Lotus by De Beers has been part of the house since 2009, but the latest push gives the design a cleaner, more everyday register. The motif still draws from the lotus plant and the wetlands of Southern Africa, especially Botswana’s Okavango Delta, yet De Beers now describes it as a modern symbol of quiet strength and inner resilience. In rings, earrings and pendants, the shape is rendered in white and rose gold, with a central round brilliant diamond anchoring each bloom. The result is less ornate than high-jewelry maximalism, but more enduring than trend-driven minimalism; it is jewelry meant to be worn, not saved.

That distinction matters in a market where quiet luxury is being translated into practical value.
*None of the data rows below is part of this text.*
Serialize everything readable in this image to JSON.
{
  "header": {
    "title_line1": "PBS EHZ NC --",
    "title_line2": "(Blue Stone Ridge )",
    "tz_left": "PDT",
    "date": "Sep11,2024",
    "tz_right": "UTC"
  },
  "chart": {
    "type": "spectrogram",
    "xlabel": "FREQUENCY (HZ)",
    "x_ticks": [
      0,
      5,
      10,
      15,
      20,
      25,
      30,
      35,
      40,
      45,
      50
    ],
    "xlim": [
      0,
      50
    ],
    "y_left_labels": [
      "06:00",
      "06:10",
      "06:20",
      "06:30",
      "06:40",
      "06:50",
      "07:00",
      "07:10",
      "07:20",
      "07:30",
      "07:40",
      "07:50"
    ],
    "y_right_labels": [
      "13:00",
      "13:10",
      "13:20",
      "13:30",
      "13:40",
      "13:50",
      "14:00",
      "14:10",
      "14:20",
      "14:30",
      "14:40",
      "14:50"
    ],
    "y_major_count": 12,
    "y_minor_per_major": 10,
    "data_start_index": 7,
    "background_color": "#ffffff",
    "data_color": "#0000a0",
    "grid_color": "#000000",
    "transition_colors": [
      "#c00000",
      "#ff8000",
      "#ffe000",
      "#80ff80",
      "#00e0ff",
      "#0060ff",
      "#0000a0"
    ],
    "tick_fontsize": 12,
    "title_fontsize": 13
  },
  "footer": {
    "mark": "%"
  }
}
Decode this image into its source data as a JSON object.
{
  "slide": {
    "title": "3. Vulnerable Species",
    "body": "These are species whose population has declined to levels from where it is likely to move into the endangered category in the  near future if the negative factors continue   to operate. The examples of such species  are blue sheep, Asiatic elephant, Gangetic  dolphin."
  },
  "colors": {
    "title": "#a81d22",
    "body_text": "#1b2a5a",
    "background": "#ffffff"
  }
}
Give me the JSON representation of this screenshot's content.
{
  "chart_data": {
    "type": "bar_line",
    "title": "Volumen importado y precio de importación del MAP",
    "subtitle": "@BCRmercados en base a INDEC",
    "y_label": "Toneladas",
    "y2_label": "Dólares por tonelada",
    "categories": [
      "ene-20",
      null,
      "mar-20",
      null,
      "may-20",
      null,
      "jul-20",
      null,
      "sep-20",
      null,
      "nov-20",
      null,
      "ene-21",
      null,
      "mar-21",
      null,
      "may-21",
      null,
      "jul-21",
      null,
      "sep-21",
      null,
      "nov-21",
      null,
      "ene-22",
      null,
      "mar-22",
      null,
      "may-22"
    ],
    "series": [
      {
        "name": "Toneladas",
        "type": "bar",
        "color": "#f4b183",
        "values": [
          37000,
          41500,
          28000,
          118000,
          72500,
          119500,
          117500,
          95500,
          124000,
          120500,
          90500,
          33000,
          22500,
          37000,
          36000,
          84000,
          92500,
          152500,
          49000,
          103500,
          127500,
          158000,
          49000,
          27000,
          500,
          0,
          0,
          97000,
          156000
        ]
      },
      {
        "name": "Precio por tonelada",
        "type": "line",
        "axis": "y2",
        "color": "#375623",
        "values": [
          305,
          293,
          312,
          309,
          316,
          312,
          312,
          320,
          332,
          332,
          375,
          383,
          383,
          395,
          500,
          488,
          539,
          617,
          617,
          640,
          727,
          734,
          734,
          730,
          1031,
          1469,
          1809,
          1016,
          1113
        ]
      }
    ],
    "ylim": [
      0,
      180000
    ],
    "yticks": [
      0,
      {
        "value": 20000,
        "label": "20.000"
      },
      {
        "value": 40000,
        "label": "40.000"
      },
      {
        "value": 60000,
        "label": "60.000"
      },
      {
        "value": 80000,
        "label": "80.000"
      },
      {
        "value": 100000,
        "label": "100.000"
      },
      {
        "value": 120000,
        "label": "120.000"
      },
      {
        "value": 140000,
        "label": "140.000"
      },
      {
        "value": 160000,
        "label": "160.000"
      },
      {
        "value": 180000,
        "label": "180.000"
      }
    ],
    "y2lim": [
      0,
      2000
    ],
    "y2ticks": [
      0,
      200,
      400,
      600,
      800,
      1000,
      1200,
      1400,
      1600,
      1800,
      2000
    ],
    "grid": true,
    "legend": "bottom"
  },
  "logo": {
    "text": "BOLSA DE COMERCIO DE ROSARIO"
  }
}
The Natural Diamond Council’s 2025 report also said specialty-jeweler natural diamond sales rose 2.1% and the average price of natural diamond jewelry rose 10%, evidence that buyers are still willing to pay for pieces that feel substantial without being loud. Lotus fits that mood especially well because its silhouettes are slender enough to stack, but still carry the recognizability of De Beers’ signature diamond setting and the precision of hand-setting.

The refresh also sits inside a broader brand reset. De Beers Jewellers rebranded as De Beers London in 2025, emphasizing its London identity alongside African roots, and the company paired that move with the 2025 Portraits of True Brilliance campaign starring Adwoa Aboah. A Paris flagship at 12 rue de la Paix has since become part of the same luxury push, placing the brand in one of high jewelry’s most storied districts.

De Beers Group, established in 1888, says it remains the world’s largest diamond producer by value, with mining operations in Botswana, Canada, Namibia and South Africa. That scale gives the Lotus refresh a larger significance than a simple design tweak: it is a signal that the next era of fine jewelry is being written in slimmer lines, quieter confidence and pieces designed for daily use.